5. The argument urged on behalf of the petitioner that opinions of other
doctors could not be taken with respect to her services, is an argument once
again without merit, because surely for finding out the satisfactory nature of
services which is seen by the reporting and reviewing authority such officers
undoubtedly also can take comments of the other doctors who had seen the
working of the petitioner and interacted with her during the probationary
service period. Such views of other doctors can definitely be taken to
determine the nature of satisfactory services or otherwise of the petitioner in
the probationary period. I have failed to understand as to how opinion of
other doctors who are working with the petitioner and who have observed
her with respect to her capability, conduct and dealing with patients, can in
any manner be said to be irrelevant for deciding the satisfactory nature of the
services or otherwise of the petitioner as a probationary employee. This
argument on behalf of the petitioner is accordingly rejected.

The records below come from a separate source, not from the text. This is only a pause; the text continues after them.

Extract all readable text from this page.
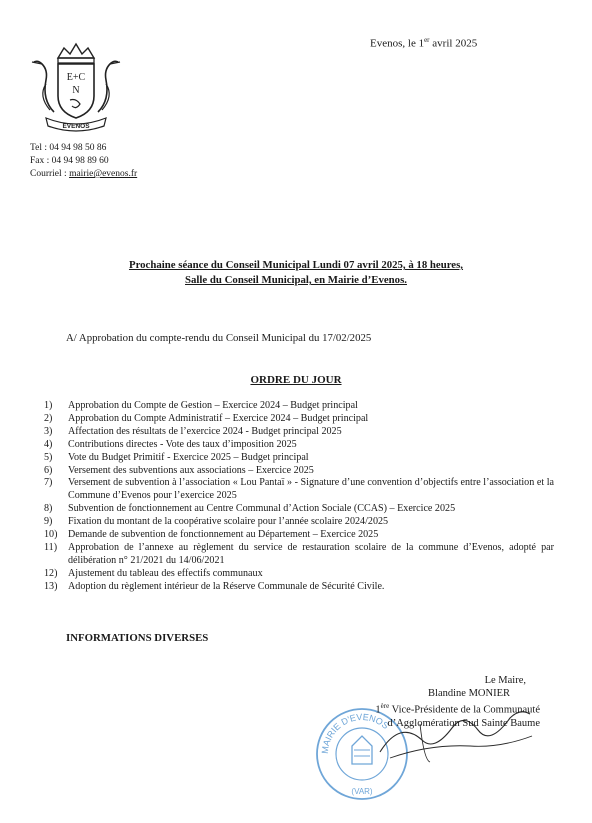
Evenos, le 1er avril 2025
E+C
N
EVENOS
Tel : 04 94 98 50 86
Fax : 04 94 98 89 60
Courriel : mairie@evenos.fr
Prochaine séance du Conseil Municipal Lundi 07 avril 2025, à 18 heures,
Salle du Conseil Municipal, en Mairie d’Evenos.
A/ Approbation du compte-rendu du Conseil Municipal du 17/02/2025
ORDRE DU JOUR
1) Approbation du Compte de Gestion – Exercice 2024 – Budget principal
2) Approbation du Compte Administratif – Exercice 2024 – Budget principal
3) Affectation des résultats de l’exercice 2024 - Budget principal 2025
4) Contributions directes - Vote des taux d’imposition 2025
5) Vote du Budget Primitif - Exercice 2025 – Budget principal
6) Versement des subventions aux associations – Exercice 2025
7) Versement de subvention à l’association « Lou Pantaï » - Signature d’une convention d’objectifs entre l’association et la Commune d’Evenos pour l’exercice 2025
8) Subvention de fonctionnement au Centre Communal d’Action Sociale (CCAS) – Exercice 2025
9) Fixation du montant de la coopérative scolaire pour l’année scolaire 2024/2025
10) Demande de subvention de fonctionnement au Département – Exercice 2025
11) Approbation de l’annexe au règlement du service de restauration scolaire de la commune d’Evenos, adopté par délibération n° 21/2021 du 14/06/2021
12) Ajustement du tableau des effectifs communaux
13) Adoption du règlement intérieur de la Réserve Communale de Sécurité Civile.
INFORMATIONS DIVERSES
MAIRIE D'EVENOS
(VAR)
Le Maire,
Blandine MONIER
1ère Vice-Présidente de la Communauté
d’Agglomération Sud Sainte Baume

6. The third argument on behalf of the petitioner that respondent no. 1
did not comply with the principles of natural justice cannot be accepted in
view of the ratio of the judgments of the Supreme Court reproduced above
holding that there is no requirement of following of principles of natural
justice before terminating the services of a probationary employee.

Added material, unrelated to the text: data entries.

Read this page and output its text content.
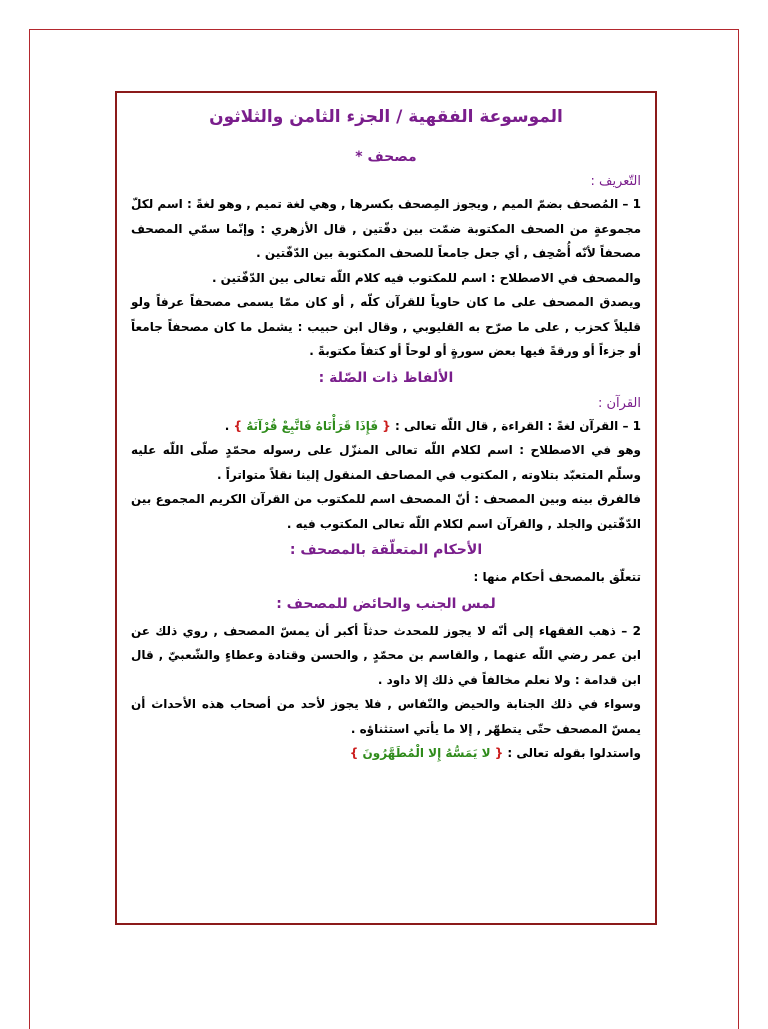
الموسوعة الفقهية / الجزء الثامن والثلاثون
مصحف *
التّعريف :

1 – المُصحف بضمّ الميم , ويجوز المِصحف بكسرها , وهي لغة تميم , وهو لغةً : اسم لكلّ مجموعةٍ من الصحف المكتوبة ضمّت بين دفّتين , قال الأزهري : وإنّما سمّي المصحف مصحفاً لأنّه أُصْحِف , أي جعل جامعاً للصحف المكتوبة بين الدّفّتين .

والمصحف في الاصطلاح : اسم للمكتوب فيه كلام اللّه تعالى بين الدّفّتين .

ويصدق المصحف على ما كان حاوياً للقرآن كلّه , أو كان ممّا يسمى مصحفاً عرفاً ولو قليلاً كحزب , على ما صرّح به القليوبي , وقال ابن حبيب : يشمل ما كان مصحفاً جامعاً أو جزءاً أو ورقةً فيها بعض سورةٍ أو لوحاً أو كتفاً مكتوبةً .

الألفاظ ذات الصّلة :
القرآن :

1 – القرآن لغةً : القراءة , قال اللّه تعالى : { فَإِذَا قَرَأْنَاهُ فَاتَّبِعْ قُرْآنَهُ } .

وهو في الاصطلاح : اسم لكلام اللّه تعالى المنزّل على رسوله محمّدٍ صلّى اللّه عليه وسلّم المتعبّد بتلاوته , المكتوب في المصاحف المنقول إلينا نقلاً متواتراً .

فالفرق بينه وبين المصحف : أنّ المصحف اسم للمكتوب من القرآن الكريم المجموع بين الدّفّتين والجلد , والقرآن اسم لكلام اللّه تعالى المكتوب فيه .

الأحكام المتعلّقة بالمصحف :

تتعلّق بالمصحف أحكام منها :

لمس الجنب والحائض للمصحف :

2 – ذهب الفقهاء إلى أنّه لا يجوز للمحدث حدثاً أكبر أن يمسّ المصحف , روي ذلك عن ابن عمر رضي اللّه عنهما , والقاسم بن محمّدٍ , والحسن وقتادة وعطاءٍ والشّعبيّ , قال ابن قدامة : ولا نعلم مخالفاً في ذلك إلا داود .

وسواء في ذلك الجنابة والحيض والنّفاس , فلا يجوز لأحد من أصحاب هذه الأحداث أن يمسّ المصحف حتّى يتطهّر , إلا ما يأتي استثناؤه .

واستدلوا بقوله تعالى : { لا يَمَسُّهُ إِلا الْمُطَهَّرُونَ }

7. The final argument urged on behalf of the petitioner that additional
facts which have been stated in the additional affidavit dated 12.7.2010 are
wrong facts, is only an argument for overlooking the contents of the
additional affidavit, however, those contents even if overlooked, yet, the
assessments which were done with respect to the petitioner- probationary
officer during her period of probation in terms of various ACRs show non-
satisfactory services, and therefore, there existed the entitlement of
respondent no.1 to discontinue the probationary services of the petitioner.
This argument therefore urged on behalf of the petitioner is also rejected.
8. In view of the above, there is no merit in the writ petition and the
same is therefore dismissed, leaving the parties to bear their own costs. All
pending applications are accordingly disposed of.